Multimodal Respiratory Surrogates-Guided Simultaneous, Global-to-Local Anatomical Deformation Reconstruction
Abstract
Purpose
To propose a multimodal surrogates-guided, multi-task respiratory-modeling framework for simultaneous anatomical motion reconstruction and tumor-tracking.
Methods
Driving by complementary external-and-internal motion information captured by respiration-synchronized in-room surrogates—optical surface images(OSI) and sparse-view X-ray projections, this framework delivers a unified global-and-local anatomical tracking pipeline through interrelated multi-task learning(MTL) architecture.
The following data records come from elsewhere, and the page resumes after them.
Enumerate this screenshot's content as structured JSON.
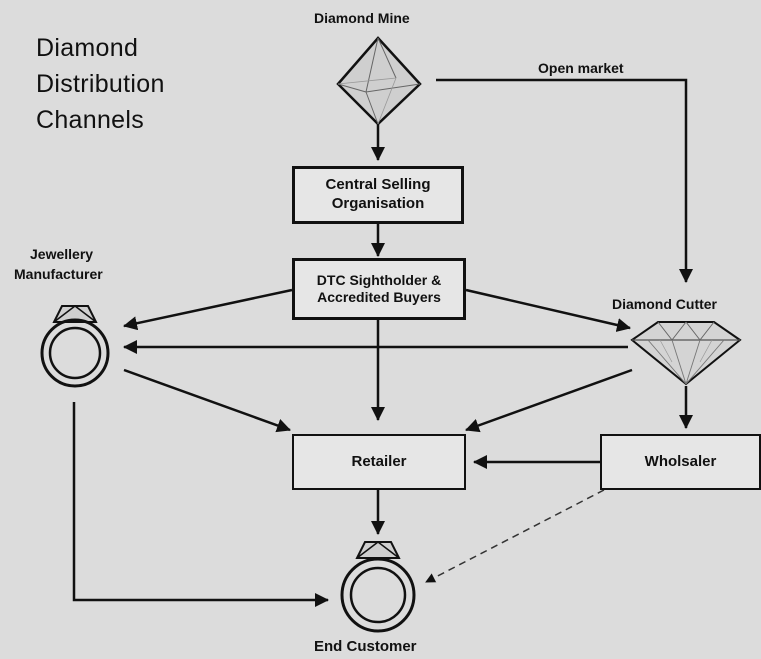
{
  "title": {
    "line1": "Diamond",
    "line2": "Distribution",
    "line3": "Channels"
  },
  "nodes": {
    "mine": "Diamond Mine",
    "csa_line1": "Central Selling",
    "csa_line2": "Organisation",
    "dtc_line1": "DTC Sightholder &",
    "dtc_line2": "Accredited Buyers",
    "jeweller_line1": "Jewellery",
    "jeweller_line2": "Manufacturer",
    "cutter": "Diamond Cutter",
    "retailer": "Retailer",
    "wholesaler": "Wholsaler",
    "customer": "End Customer"
  },
  "edges": {
    "open_market": "Open market"
  },
  "colors": {
    "background": "#dcdcdc",
    "stroke": "#111111",
    "box_fill": "#e6e6e6",
    "icon_fill": "#cfcfcf"
  }
}
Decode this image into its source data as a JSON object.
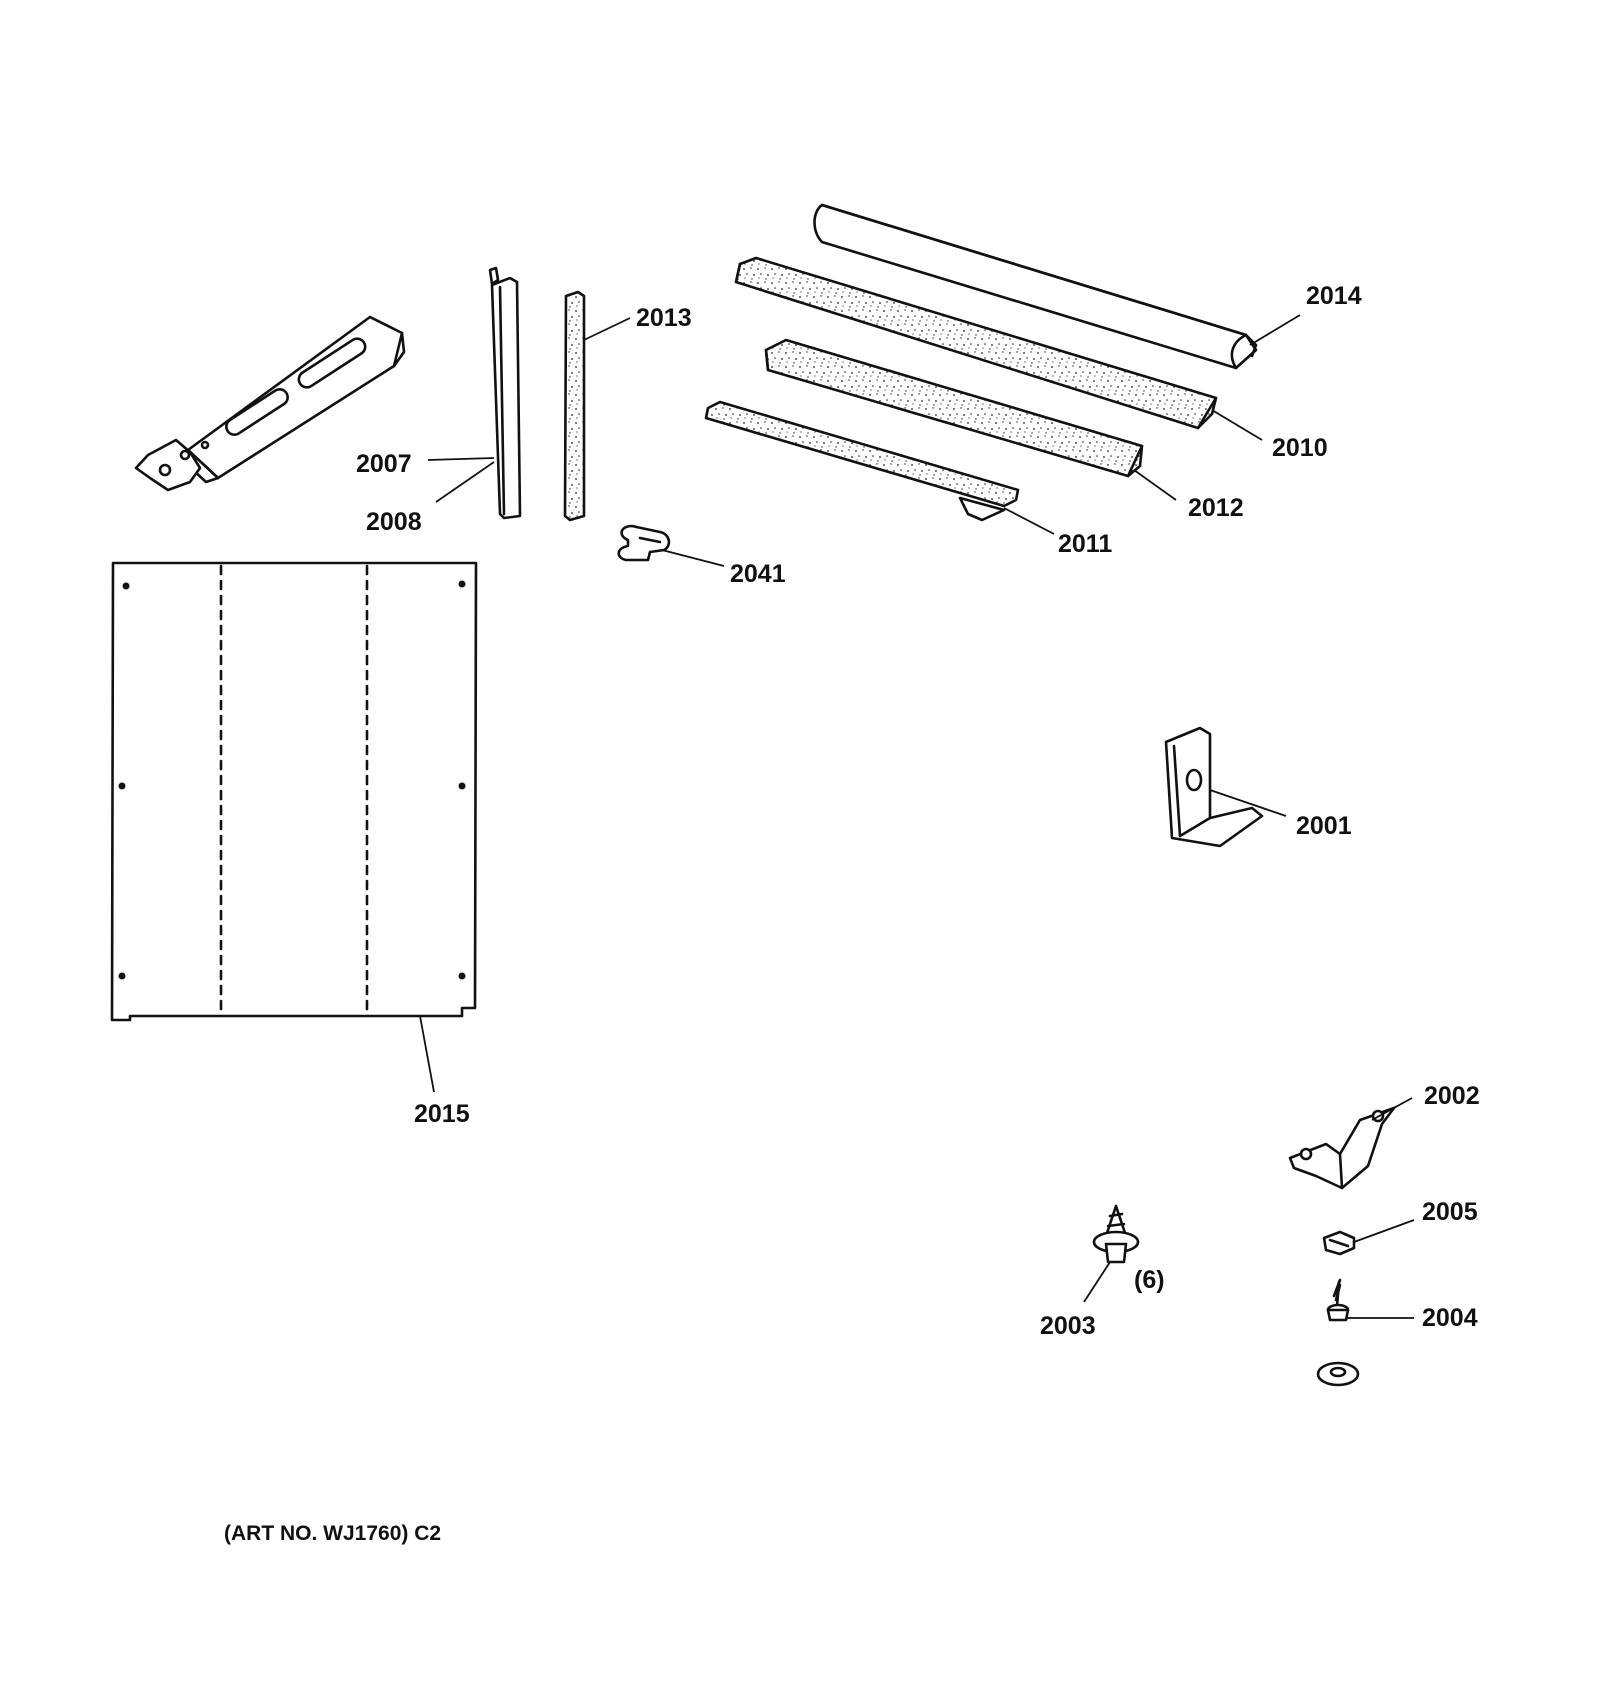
{
  "diagram": {
    "parts": [
      {
        "id": "2014",
        "label": "2014"
      },
      {
        "id": "2013",
        "label": "2013"
      },
      {
        "id": "2007",
        "label": "2007"
      },
      {
        "id": "2008",
        "label": "2008"
      },
      {
        "id": "2010",
        "label": "2010"
      },
      {
        "id": "2012",
        "label": "2012"
      },
      {
        "id": "2011",
        "label": "2011"
      },
      {
        "id": "2041",
        "label": "2041"
      },
      {
        "id": "2001",
        "label": "2001"
      },
      {
        "id": "2015",
        "label": "2015"
      },
      {
        "id": "2002",
        "label": "2002"
      },
      {
        "id": "2005",
        "label": "2005"
      },
      {
        "id": "2003",
        "label": "2003"
      },
      {
        "id": "2004",
        "label": "2004"
      }
    ],
    "quantity_note": "(6)",
    "art_number": "(ART NO. WJ1760) C2"
  }
}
The Key components including: i) hybrid attention mechanisms integrating convolutional block attention modules(CBAM) and Swin-transformers to enhance deformation feature encoding, ii) improved back-projection(iBP) algorithm to accelerate sparse-projection propagation, and iii) task-specific prior-enhancements to provide anatomical characterization and clinical delineation. A multi-center, prospective-and-retrospective database including 432 patients(272 thoracic vs. 160 abdominal) was established for development and validation pipelines.
Results
i) Multi-indicator analyses. We achieved high-fidelity CT reconstruction with RMSE of 1.49/1.52m-1(thoracic/abdominal), PSNR of 30.56/30.45 dB, and SSIM of 0.94/0.93. For tumor-tracking, centroid deviation amplitude(DCAM) were 0.47/0.51mm(thoracic/abdominal), DSC were 0.96/0.94, and HD95 were 6.36/6.34mm. No statistically significant differences (two-side T-test) were observed between each validation-fold and testing results. ii) Full-cycle tracking. The predicted tumor motion strongly correlated with ground truths with Pearson correlation coefficients(SI/AP/LR) of 0.98±0.02(SI), 0.97±0.02(AP), 0.93±0.08(LR) for throracic and 0.98±0.01(SI), 0.96±0.02(AP), 0.90±0.03(LR) for abdominal. iii) Impacts of respiratory surrogate configuration. Single-modal surrogates consistently underperformed the multi-modal configuration across all indicators (P0.05). Improvements were significant in RMSE (P=0.04) and PSNR (P =0.04) when projection number reached five. Various orthogonal-view combinations yield no significant differences. iv) Computational efficiency. The total latency was 159.4 ms—well below the temporal threshold (500ms) recommended by AAPM TG-75.
Conclusion
Extensive, multi-center evaluations demonstrated the framework's superior accuracy in anatomical reconstruction and tumor-tracking, highlighting its conceptual rationality and promising clinical feasibility in respiratory tracking and intra-fractional adaptive therapy.